EU leaders at the summit agreed to recall the bloc’s ambassador from Moscow over the March 4 incident.
After the summit, EU President Donald Tusk said: “In these difficult circumstances I am personally especially pleased that despite the tough Brexit negotiations, the European Union has demonstrated unanimous and unequivocal unity with the UK in the face of this attack.”
Russia on Monday accused Britain of “exploiting the factor of solidarity” within Europe and imposing worsening relations on other countries.
“When London withdraws from the EU, it will not be bound by any obligations within the framework of the single foreign policy line,” said foreign ministry spokeswoman Maria Zakharova.
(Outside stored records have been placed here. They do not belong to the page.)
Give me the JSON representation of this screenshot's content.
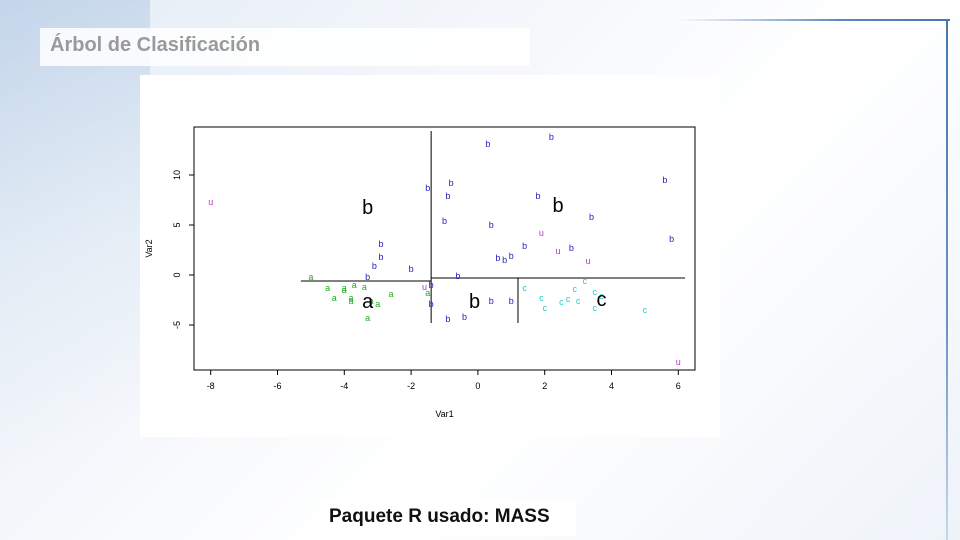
{
  "page": {
    "title": "Árbol de Clasificación",
    "caption": "Paquete R usado: MASS"
  },
  "colors": {
    "a": "#22aa22",
    "b": "#2222bb",
    "c": "#22cccc",
    "u": "#bb33cc"
  },
  "chart_data": {
    "type": "scatter",
    "title": "",
    "xlabel": "Var1",
    "ylabel": "Var2",
    "xlim": [
      -8.5,
      6.5
    ],
    "ylim": [
      -9.5,
      14.8
    ],
    "xticks": [
      -8,
      -6,
      -4,
      -2,
      0,
      2,
      4,
      6
    ],
    "yticks": [
      -5,
      0,
      5,
      10
    ],
    "grid": false,
    "points": [
      {
        "x": -8.0,
        "y": 7.3,
        "label": "u"
      },
      {
        "x": 0.3,
        "y": 13.1,
        "label": "b"
      },
      {
        "x": 2.2,
        "y": 13.8,
        "label": "b"
      },
      {
        "x": -0.8,
        "y": 9.2,
        "label": "b"
      },
      {
        "x": -1.5,
        "y": 8.7,
        "label": "b"
      },
      {
        "x": -0.9,
        "y": 7.9,
        "label": "b"
      },
      {
        "x": 1.8,
        "y": 7.9,
        "label": "b"
      },
      {
        "x": 5.6,
        "y": 9.5,
        "label": "b"
      },
      {
        "x": 3.4,
        "y": 5.8,
        "label": "b"
      },
      {
        "x": -1.0,
        "y": 5.4,
        "label": "b"
      },
      {
        "x": 0.4,
        "y": 5.0,
        "label": "b"
      },
      {
        "x": 5.8,
        "y": 3.6,
        "label": "b"
      },
      {
        "x": -2.9,
        "y": 3.1,
        "label": "b"
      },
      {
        "x": 1.4,
        "y": 2.9,
        "label": "b"
      },
      {
        "x": 2.8,
        "y": 2.7,
        "label": "b"
      },
      {
        "x": -2.9,
        "y": 1.8,
        "label": "b"
      },
      {
        "x": 0.6,
        "y": 1.7,
        "label": "b"
      },
      {
        "x": 0.8,
        "y": 1.5,
        "label": "b"
      },
      {
        "x": 1.0,
        "y": 1.9,
        "label": "b"
      },
      {
        "x": -3.1,
        "y": 0.9,
        "label": "b"
      },
      {
        "x": -2.0,
        "y": 0.6,
        "label": "b"
      },
      {
        "x": -3.3,
        "y": -0.2,
        "label": "b"
      },
      {
        "x": -0.6,
        "y": -0.1,
        "label": "b"
      },
      {
        "x": -1.4,
        "y": -1.0,
        "label": "b"
      },
      {
        "x": -1.4,
        "y": -2.9,
        "label": "b"
      },
      {
        "x": 0.4,
        "y": -2.6,
        "label": "b"
      },
      {
        "x": 1.0,
        "y": -2.6,
        "label": "b"
      },
      {
        "x": -0.4,
        "y": -4.2,
        "label": "b"
      },
      {
        "x": -0.9,
        "y": -4.4,
        "label": "b"
      },
      {
        "x": 1.9,
        "y": 4.2,
        "label": "u"
      },
      {
        "x": 2.4,
        "y": 2.4,
        "label": "u"
      },
      {
        "x": 3.3,
        "y": 1.4,
        "label": "u"
      },
      {
        "x": -1.6,
        "y": -1.2,
        "label": "u"
      },
      {
        "x": 6.0,
        "y": -8.7,
        "label": "u"
      },
      {
        "x": -5.0,
        "y": -0.2,
        "label": "a"
      },
      {
        "x": -4.5,
        "y": -1.3,
        "label": "a"
      },
      {
        "x": -4.0,
        "y": -1.3,
        "label": "a"
      },
      {
        "x": -3.7,
        "y": -1.0,
        "label": "a"
      },
      {
        "x": -3.4,
        "y": -1.2,
        "label": "a"
      },
      {
        "x": -4.0,
        "y": -1.5,
        "label": "a"
      },
      {
        "x": -4.3,
        "y": -2.3,
        "label": "a"
      },
      {
        "x": -3.8,
        "y": -2.3,
        "label": "a"
      },
      {
        "x": -3.8,
        "y": -2.6,
        "label": "a"
      },
      {
        "x": -3.2,
        "y": -2.6,
        "label": "a"
      },
      {
        "x": -3.0,
        "y": -2.9,
        "label": "a"
      },
      {
        "x": -2.6,
        "y": -1.9,
        "label": "a"
      },
      {
        "x": -1.5,
        "y": -1.8,
        "label": "a"
      },
      {
        "x": -3.3,
        "y": -4.3,
        "label": "a"
      },
      {
        "x": 1.4,
        "y": -1.3,
        "label": "c"
      },
      {
        "x": 3.2,
        "y": -0.6,
        "label": "c"
      },
      {
        "x": 2.9,
        "y": -1.4,
        "label": "c"
      },
      {
        "x": 3.5,
        "y": -1.7,
        "label": "c"
      },
      {
        "x": 3.7,
        "y": -2.1,
        "label": "c"
      },
      {
        "x": 1.9,
        "y": -2.3,
        "label": "c"
      },
      {
        "x": 2.7,
        "y": -2.4,
        "label": "c"
      },
      {
        "x": 3.0,
        "y": -2.6,
        "label": "c"
      },
      {
        "x": 2.5,
        "y": -2.7,
        "label": "c"
      },
      {
        "x": 2.0,
        "y": -3.3,
        "label": "c"
      },
      {
        "x": 3.5,
        "y": -3.3,
        "label": "c"
      },
      {
        "x": 5.0,
        "y": -3.5,
        "label": "c"
      }
    ],
    "splits": [
      {
        "x1": -1.4,
        "y1": -4.8,
        "x2": -1.4,
        "y2": 14.4
      },
      {
        "x1": -5.3,
        "y1": -0.6,
        "x2": -1.4,
        "y2": -0.6
      },
      {
        "x1": -1.4,
        "y1": -0.3,
        "x2": 6.2,
        "y2": -0.3
      },
      {
        "x1": 1.2,
        "y1": -0.3,
        "x2": 1.2,
        "y2": -4.8
      }
    ],
    "region_labels": [
      {
        "x": -3.3,
        "y": 6.8,
        "label": "b"
      },
      {
        "x": 2.4,
        "y": 7.0,
        "label": "b"
      },
      {
        "x": -3.3,
        "y": -2.6,
        "label": "a"
      },
      {
        "x": -0.1,
        "y": -2.6,
        "label": "b"
      },
      {
        "x": 3.7,
        "y": -2.4,
        "label": "c"
      }
    ]
  }
}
“Depending on its wishes, it can start a game of either rapprochement or growing further apart, while the countries that will remain in the EU will continue to be bound by the conspiracy of anti-Russian solidarity imposed by the British,” she said.
In a speech at a security conference in Munich last month, Mrs May pleaded for an urgent deal with the EU on post-Brexit security cooperation.
“This cannot be a time when any of us allow competition between partners, rigid institutional restrictions or deep-seated ideology to inhibit our cooperation and jeopardise the security of our citizens,” she said.
Jan Techau, a Berlin-based analyst for the German Marshall Fund of the United States, a US public policy think tank which describes itself as "a non-partisan, non-profit organisation", said Monday’s response presaged continued cooperation on common security and defence concerns whatever the status of Brexit negotiations.
“Since immediately after the Brexit vote, it has been made clear again and again by both the UK and the EU that security would still be considered a shared concern and that both sides would coordinate and cooperate very closely,” he said.
Anand Menon, European politics professor at King’s College London and an associate fellow of Chatham House, the UK think tank, agreed that the response did not depend on Brexit.
“Whether we have Brexit, whether we don’t have Brexit, Russia has been shown to have used aggression on the territory of a member state and member states react.”
“I don’t think it’s got anything to do with Brexit... This is just geopolitics,” he said.